The war has been won. He has survived.

He is listening to the announcement that Nazi Germany has been defeated being broadcast across the land. Patriotic music fills the air. He is filled with pride.

He hears a female voice calling and looks about.

All around his comrades and neighbours are outside sharing emotional hugs with their families and loved ones. He looks up and identifies the voice calling. It’s his girl. She’s waving to him from the upper floor of an apartment building. A building, we are soon to learn, that represents Russia.

Suddenly he remembers what peace is really all about. He drops his military kit bag and he runs towards the building to hug a loved one of his own. Not forgetting his manners, he grabs a nearby bunch of flowers as he enters to ensure he will not be greeting her without bearing a gift.

It is a typical Soviet apartment block of the era, and not unlike the council housing blocks built in the UK in the post-war period.

The viewpoint now switches to the veteran’s eyes as he climbs the stairs.

He is accompanied by the musical score and each floor represents a decade in post-War Russian history.

On the first floor it’s the 1950s, everybody, women included, are hard at work re-building and redecorating the building.

On the next floor it’s the sixties. Children are playing with toy rockets and there’s a poster of Yuri Gagarin on the stairwell wall.

Onto the Seventies, third floor, and we are into the stagnation of the Brezhnev era. Children are now playing with toy weapons, replica long-range Soviet heavy nuclear bombers, emblematic of the Cold War. The repairs of the fifties are themselves starting to look old and worn, the building has become dishevelled

Onwards and upwards, we’re into Eigthies. Gorby has arrived. Things are getting a little more colourful, and as we reach the bend to the next floor we encounter a more relaxed, hippy-style culture. People are free, they’re having fun, yet the building has deteriorated and nobody is repairing anything.

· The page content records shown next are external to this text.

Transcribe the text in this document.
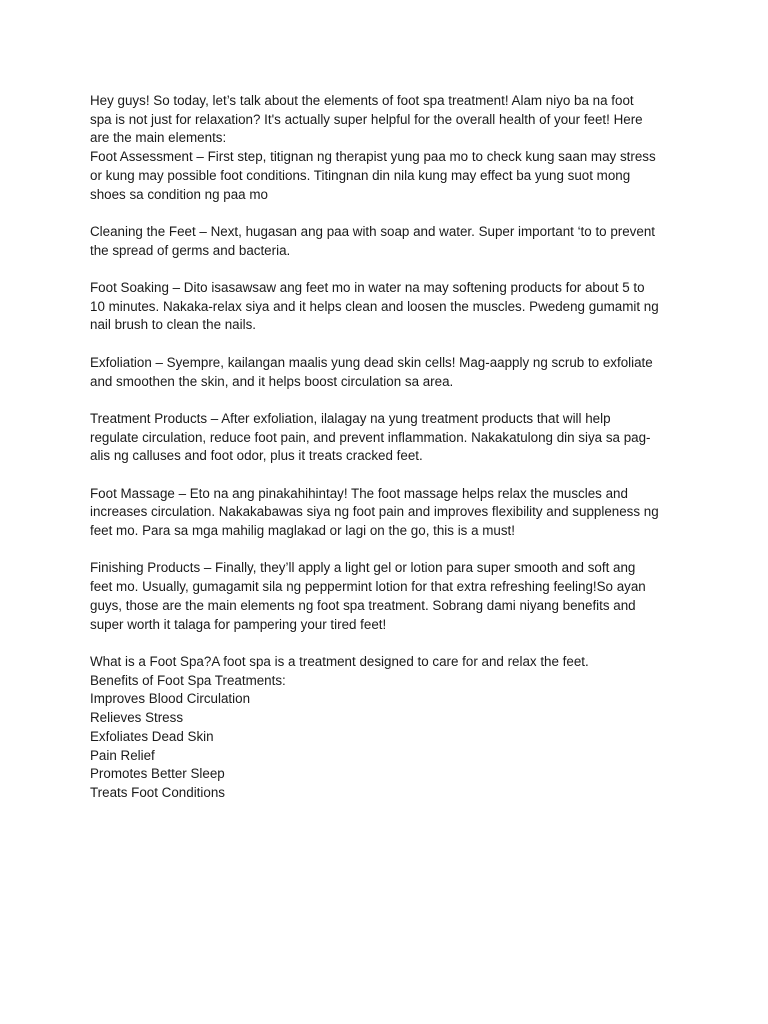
Hey guys! So today, let’s talk about the elements of foot spa treatment! Alam niyo ba na foot

spa is not just for relaxation? It's actually super helpful for the overall health of your feet! Here

are the main elements:

Foot Assessment – First step, titignan ng therapist yung paa mo to check kung saan may stress

or kung may possible foot conditions. Titingnan din nila kung may effect ba yung suot mong

shoes sa condition ng paa mo

Cleaning the Feet – Next, hugasan ang paa with soap and water. Super important ‘to to prevent

the spread of germs and bacteria.

Foot Soaking – Dito isasawsaw ang feet mo in water na may softening products for about 5 to

10 minutes. Nakaka-relax siya and it helps clean and loosen the muscles. Pwedeng gumamit ng

nail brush to clean the nails.

Exfoliation – Syempre, kailangan maalis yung dead skin cells! Mag-aapply ng scrub to exfoliate

and smoothen the skin, and it helps boost circulation sa area.

Treatment Products – After exfoliation, ilalagay na yung treatment products that will help

regulate circulation, reduce foot pain, and prevent inflammation. Nakakatulong din siya sa pag-

alis ng calluses and foot odor, plus it treats cracked feet.

Foot Massage – Eto na ang pinakahihintay! The foot massage helps relax the muscles and

increases circulation. Nakakabawas siya ng foot pain and improves flexibility and suppleness ng

feet mo. Para sa mga mahilig maglakad or lagi on the go, this is a must!

Finishing Products – Finally, they’ll apply a light gel or lotion para super smooth and soft ang

feet mo. Usually, gumagamit sila ng peppermint lotion for that extra refreshing feeling!So ayan

guys, those are the main elements ng foot spa treatment. Sobrang dami niyang benefits and

super worth it talaga for pampering your tired feet!

What is a Foot Spa?A foot spa is a treatment designed to care for and relax the feet.

Benefits of Foot Spa Treatments:

Improves Blood Circulation

Relieves Stress

Exfoliates Dead Skin

Pain Relief

Promotes Better Sleep

Treats Foot Conditions
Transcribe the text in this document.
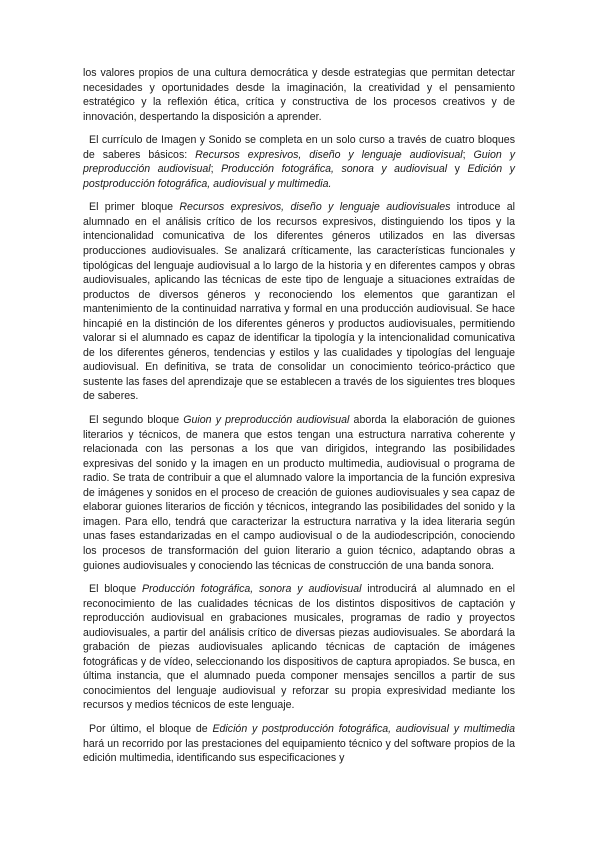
los valores propios de una cultura democrática y desde estrategias que permitan detectar necesidades y oportunidades desde la imaginación, la creatividad y el pensamiento estratégico y la reflexión ética, crítica y constructiva de los procesos creativos y de innovación, despertando la disposición a aprender.

El currículo de Imagen y Sonido se completa en un solo curso a través de cuatro bloques de saberes básicos: Recursos expresivos, diseño y lenguaje audiovisual; Guion y preproducción audiovisual; Producción fotográfica, sonora y audiovisual y Edición y postproducción fotográfica, audiovisual y multimedia.

El primer bloque Recursos expresivos, diseño y lenguaje audiovisuales introduce al alumnado en el análisis crítico de los recursos expresivos, distinguiendo los tipos y la intencionalidad comunicativa de los diferentes géneros utilizados en las diversas producciones audiovisuales. Se analizará críticamente, las características funcionales y tipológicas del lenguaje audiovisual a lo largo de la historia y en diferentes campos y obras audiovisuales, aplicando las técnicas de este tipo de lenguaje a situaciones extraídas de productos de diversos géneros y reconociendo los elementos que garantizan el mantenimiento de la continuidad narrativa y formal en una producción audiovisual. Se hace hincapié en la distinción de los diferentes géneros y productos audiovisuales, permitiendo valorar si el alumnado es capaz de identificar la tipología y la intencionalidad comunicativa de los diferentes géneros, tendencias y estilos y las cualidades y tipologías del lenguaje audiovisual. En definitiva, se trata de consolidar un conocimiento teórico-práctico que sustente las fases del aprendizaje que se establecen a través de los siguientes tres bloques de saberes.

El segundo bloque Guion y preproducción audiovisual aborda la elaboración de guiones literarios y técnicos, de manera que estos tengan una estructura narrativa coherente y relacionada con las personas a los que van dirigidos, integrando las posibilidades expresivas del sonido y la imagen en un producto multimedia, audiovisual o programa de radio. Se trata de contribuir a que el alumnado valore la importancia de la función expresiva de imágenes y sonidos en el proceso de creación de guiones audiovisuales y sea capaz de elaborar guiones literarios de ficción y técnicos, integrando las posibilidades del sonido y la imagen. Para ello, tendrá que caracterizar la estructura narrativa y la idea literaria según unas fases estandarizadas en el campo audiovisual o de la audiodescripción, conociendo los procesos de transformación del guion literario a guion técnico, adaptando obras a guiones audiovisuales y conociendo las técnicas de construcción de una banda sonora.

El bloque Producción fotográfica, sonora y audiovisual introducirá al alumnado en el reconocimiento de las cualidades técnicas de los distintos dispositivos de captación y reproducción audiovisual en grabaciones musicales, programas de radio y proyectos audiovisuales, a partir del análisis crítico de diversas piezas audiovisuales. Se abordará la grabación de piezas audiovisuales aplicando técnicas de captación de imágenes fotográficas y de vídeo, seleccionando los dispositivos de captura apropiados. Se busca, en última instancia, que el alumnado pueda componer mensajes sencillos a partir de sus conocimientos del lenguaje audiovisual y reforzar su propia expresividad mediante los recursos y medios técnicos de este lenguaje.

Por último, el bloque de Edición y postproducción fotográfica, audiovisual y multimedia hará un recorrido por las prestaciones del equipamiento técnico y del software propios de la edición multimedia, identificando sus especificaciones y
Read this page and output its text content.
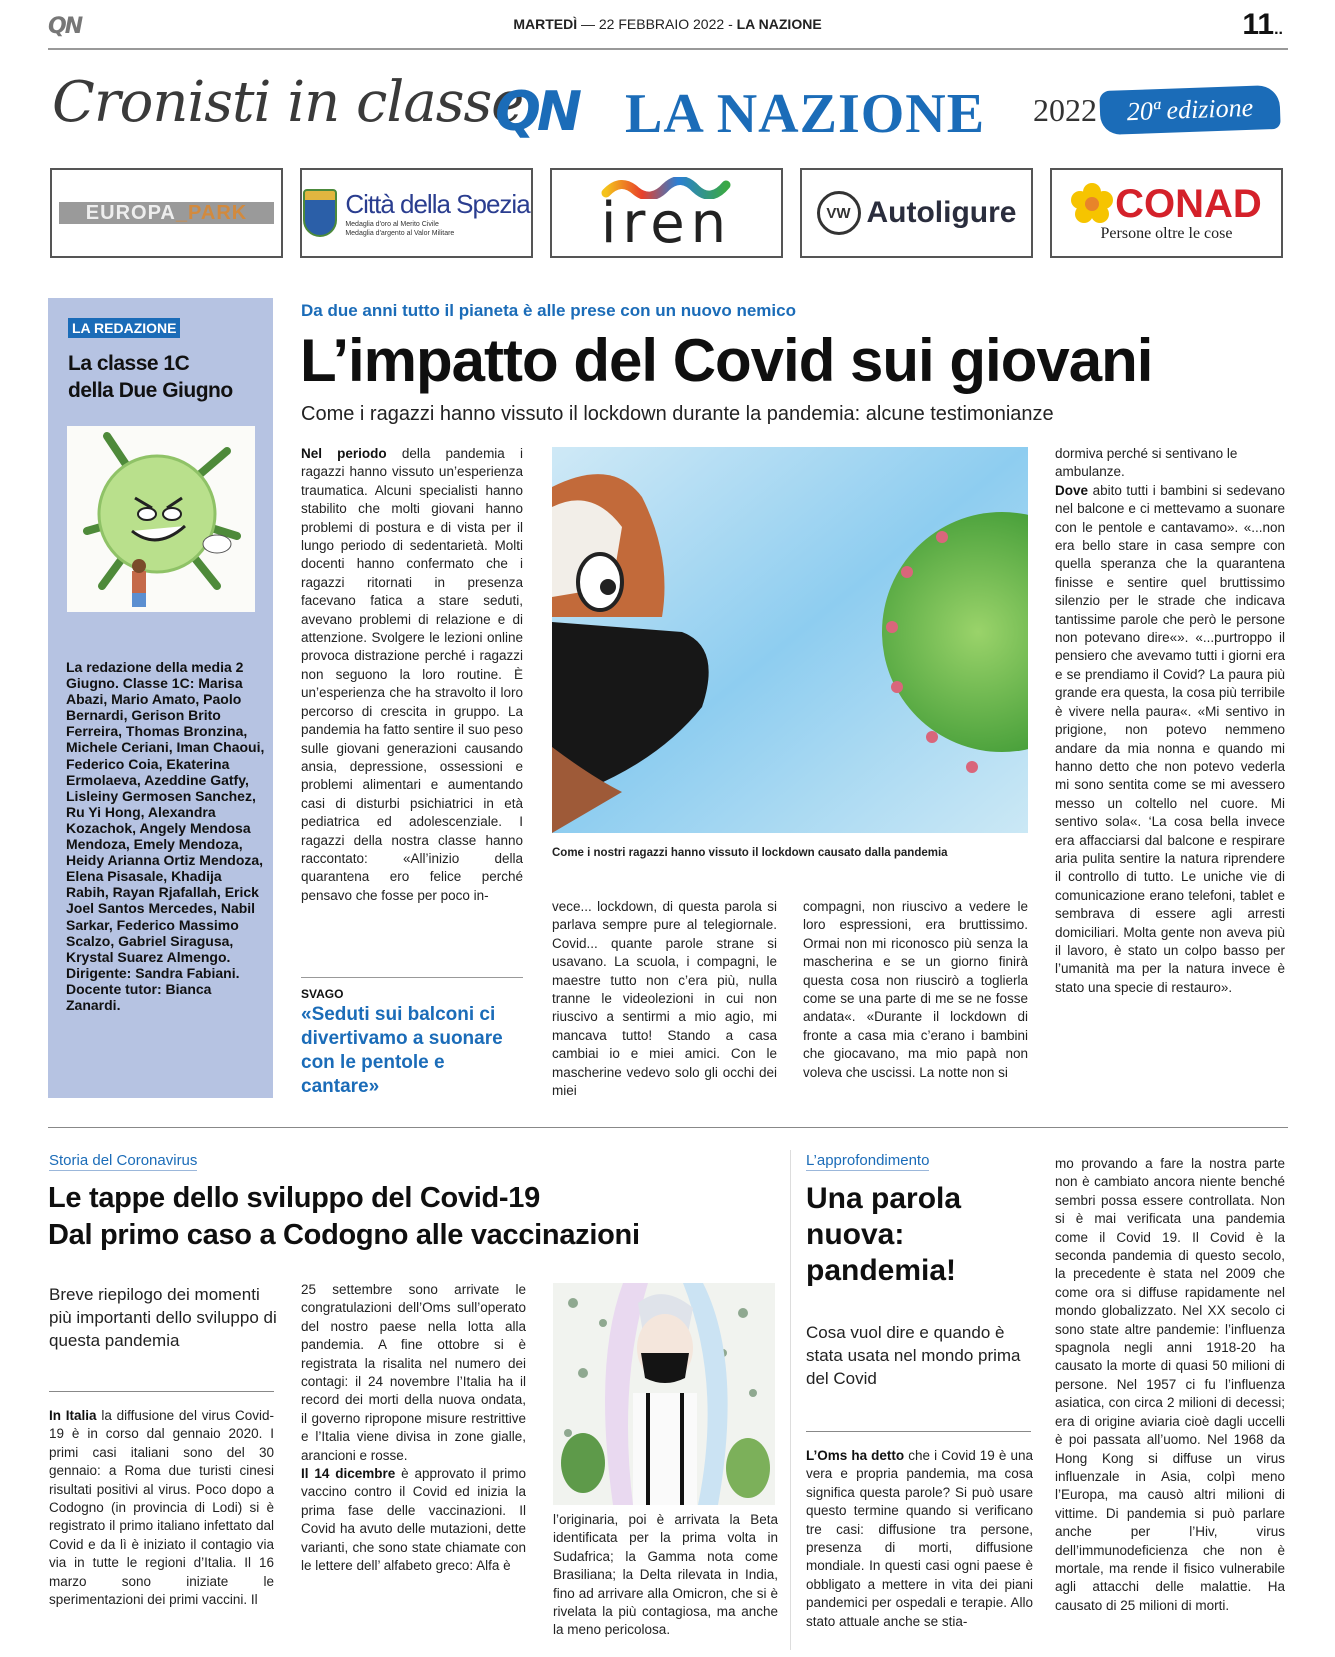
QN	MARTEDÌ — 22 FEBBRAIO 2022 - LA NAZIONE	11..
Cronisti in classe
QN LA NAZIONE 2022	20ª edizione
EUROPA_PARK	Città della Spezia
Medaglia d'oro al Merito Civile
Medaglia d'argento al Valor Militare	iren	VW Autoligure CONAD
Persone oltre le cose
LA REDAZIONE
La classe 1C
della Due Giugno
La redazione della media 2 Giugno. Classe 1C: Marisa Abazi, Mario Amato, Paolo Bernardi, Gerison Brito Ferreira, Thomas Bronzina, Michele Ceriani, Iman Chaoui, Federico Coia, Ekaterina Ermolaeva, Azeddine Gatfy, Lisleiny Germosen Sanchez, Ru Yi Hong, Alexandra Kozachok, Angely Mendosa Mendoza, Emely Mendoza, Heidy Arianna Ortiz Mendoza, Elena Pisasale, Khadija Rabih, Rayan Rjafallah, Erick Joel Santos Mercedes, Nabil Sarkar, Federico Massimo Scalzo, Gabriel Siragusa, Krystal Suarez Almengo. Dirigente: Sandra Fabiani. Docente tutor: Bianca Zanardi.
Da due anni tutto il pianeta è alle prese con un nuovo nemico
L’impatto del Covid sui giovani
Come i ragazzi hanno vissuto il lockdown durante la pandemia: alcune testimonianze
Nel periodo della pandemia i ragazzi hanno vissuto un’esperienza traumatica. Alcuni specialisti hanno stabilito che molti giovani hanno problemi di postura e di vista per il lungo periodo di sedentarietà. Molti docenti hanno confermato che i ragazzi ritornati in presenza facevano fatica a stare seduti, avevano problemi di relazione e di attenzione. Svolgere le lezioni online provoca distrazione perché i ragazzi non seguono la loro routine. È un’esperienza che ha stravolto il loro percorso di crescita in gruppo. La pandemia ha fatto sentire il suo peso sulle giovani generazioni causando ansia, depressione, ossessioni e problemi alimentari e aumentando casi di disturbi psichiatrici in età pediatrica ed adolescenziale. I ragazzi della nostra classe hanno raccontato: «All’inizio della quarantena ero felice perché pensavo che fosse per poco in-
SVAGO
«Seduti sui balconi ci divertivamo a suonare con le pentole e cantare»
Come i nostri ragazzi hanno vissuto il lockdown causato dalla pandemia
vece... lockdown, di questa parola si parlava sempre pure al telegiornale. Covid... quante parole strane si usavano. La scuola, i compagni, le maestre tutto non c’era più, nulla tranne le videolezioni in cui non riuscivo a sentirmi a mio agio, mi mancava tutto! Stando a casa cambiai io e miei amici. Con le mascherine vedevo solo gli occhi dei miei
compagni, non riuscivo a vedere le loro espressioni, era bruttissimo. Ormai non mi riconosco più senza la mascherina e se un giorno finirà questa cosa non riuscirò a toglierla come se una parte di me se ne fosse andata«. «Durante il lockdown di fronte a casa mia c’erano i bambini che giocavano, ma mio papà non voleva che uscissi. La notte non si
dormiva perché si sentivano le ambulanze.
Dove abito tutti i bambini si sedevano nel balcone e ci mettevamo a suonare con le pentole e cantavamo». «...non era bello stare in casa sempre con quella speranza che la quarantena finisse e sentire quel bruttissimo silenzio per le strade che indicava tantissime parole che però le persone non potevano dire«». «...purtroppo il pensiero che avevamo tutti i giorni era e se prendiamo il Covid? La paura più grande era questa, la cosa più terribile è vivere nella paura«. «Mi sentivo in prigione, non potevo nemmeno andare da mia nonna e quando mi hanno detto che non potevo vederla mi sono sentita come se mi avessero messo un coltello nel cuore. Mi sentivo sola«. ‘La cosa bella invece era affacciarsi dal balcone e respirare aria pulita sentire la natura riprendere il controllo di tutto. Le uniche vie di comunicazione erano telefoni, tablet e sembrava di essere agli arresti domiciliari. Molta gente non aveva più il lavoro, è stato un colpo basso per l’umanità ma per la natura invece è stato una specie di restauro».
Storia del Coronavirus
Le tappe dello sviluppo del Covid-19
Dal primo caso a Codogno alle vaccinazioni
Breve riepilogo dei momenti più importanti dello sviluppo di questa pandemia
In Italia la diffusione del virus Covid-19 è in corso dal gennaio 2020. I primi casi italiani sono del 30 gennaio: a Roma due turisti cinesi risultati positivi al virus. Poco dopo a Codogno (in provincia di Lodi) si è registrato il primo italiano infettato dal Covid e da lì è iniziato il contagio via via in tutte le regioni d’Italia. Il 16 marzo sono iniziate le sperimentazioni dei primi vaccini. Il
25 settembre sono arrivate le congratulazioni dell’Oms sull’operato del nostro paese nella lotta alla pandemia. A fine ottobre si è registrata la risalita nel numero dei contagi: il 24 novembre l’Italia ha il record dei morti della nuova ondata, il governo ripropone misure restrittive e l’Italia viene divisa in zone gialle, arancioni e rosse.
Il 14 dicembre è approvato il primo vaccino contro il Covid ed inizia la prima fase delle vaccinazioni. Il Covid ha avuto delle mutazioni, dette varianti, che sono state chiamate con le lettere dell’ alfabeto greco: Alfa è
l’originaria, poi è arrivata la Beta identificata per la prima volta in Sudafrica; la Gamma nota come Brasiliana; la Delta rilevata in India, fino ad arrivare alla Omicron, che si è rivelata la più contagiosa, ma anche la meno pericolosa.
L’approfondimento
Una parola
nuova:
pandemia!
Cosa vuol dire e quando è stata usata nel mondo prima del Covid
L’Oms ha detto che i Covid 19 è una vera e propria pandemia, ma cosa significa questa parole? Si può usare questo termine quando si verificano tre casi: diffusione tra persone, presenza di morti, diffusione mondiale. In questi casi ogni paese è obbligato a mettere in vita dei piani pandemici per ospedali e terapie. Allo stato attuale anche se stia-
mo provando a fare la nostra parte non è cambiato ancora niente benché sembri possa essere controllata. Non si è mai verificata una pandemia come il Covid 19. Il Covid è la seconda pandemia di questo secolo, la precedente è stata nel 2009 che come ora si diffuse rapidamente nel mondo globalizzato. Nel XX secolo ci sono state altre pandemie: l’influenza spagnola negli anni 1918-20 ha causato la morte di quasi 50 milioni di persone. Nel 1957 ci fu l’influenza asiatica, con circa 2 milioni di decessi; era di origine aviaria cioè dagli uccelli è poi passata all’uomo. Nel 1968 da Hong Kong si diffuse un virus influenzale in Asia, colpì meno l’Europa, ma causò altri milioni di vittime. Di pandemia si può parlare anche per l’Hiv, virus dell’immunodeficienza che non è mortale, ma rende il fisico vulnerabile agli attacchi delle malattie. Ha causato di 25 milioni di morti.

As we round the corner into the nineties the lamp is broken, the light blinking and swinging giving an eerie film noir atmosphere fit to suit the hard, pipe-hitting mafioso shoving his way through the shadows. People’s apartments are sealed off behind steel security doors.

Our man stoops to pick up some of the trash from the dingy stairwell and toss it into the can, and as we get to the next floor the light floods in, people are happy again, smartly dressed, on their way to do things, parties, and life has returned to the building in full bloom.


We leave the first-person view as the man reaches his destination. It’s a modern apartment now. As he rings the doorbell the music fades out leaving just the sound of his pumping heart.

It has been a long and weary journey, and as the camera pans out we see our veteran is now an old man. But as he smiles we see he is a happy old man. His smile broadening all the while, we see he is very happy to be here.

The door opens and it’s his girl from 1945. She’s just as pleased to see him. His smile broadens into one of delight, because now she’s his grand-daughter with her new baby and she calls her own family that grandfather is here to visit.

He reaches out and hands her the flowers. Which we see through her eyes.


Powerful imagery.

It helps to understand the essay if you know a little about Russian post-war history. Real history, as opposed to the make-believe Hollywood version.

Propaganda is what it will be dismissed as in the West, usually within a second or two of learning that it’s Russian, let alone the full three minutes.

I’m not going to watch that Kremlin Putler propaganda“, the critical-thinking Westerner will cry, BCC’ing his tweets to that effect to the NSA and GCHQ just to keep himself on the safe side, a nagging doubt as to what his browser history might reveal.

Technically it could be classed as propaganda, but if so it is propaganda of the true variety. Its persuasiveness lies not in its attempt to deceive, but it in the manner in which it presents truth. As seen through the eyes of someone who experienced it, and fought for it.

The message is that it may have taken the old soldier a lifetime to climb those stairs, and it may not have been easy all the way. But it was worth the climb.

It’s a little bit more sophisticated than the childishly simplistic “they hate us for our freedoms” we know. But if that’s your thing, you’re probably on the wrong website.

Counterpoint for Westerners

We would suggest Roger Waters, The Post War Dream. It might express a little of the anger about what has been taken away from us here in the West, and what little remains to be taken.

It might be considered rude to make a social call in Russia without bringing a gift. Flowers are the most popular choice, and an odd number of flowers should be given.

He did not use the elevator because he was only going up a few floors and wasn’t hauling a Western-style 300lb ass behind him. Besides, if he had taken the elevator there would have been no story. It is belief that is under suspension here, not his means of locomotion. If you’re asking about the elevator you need to be questioning how you perceive your own role in the viewer-video relationship.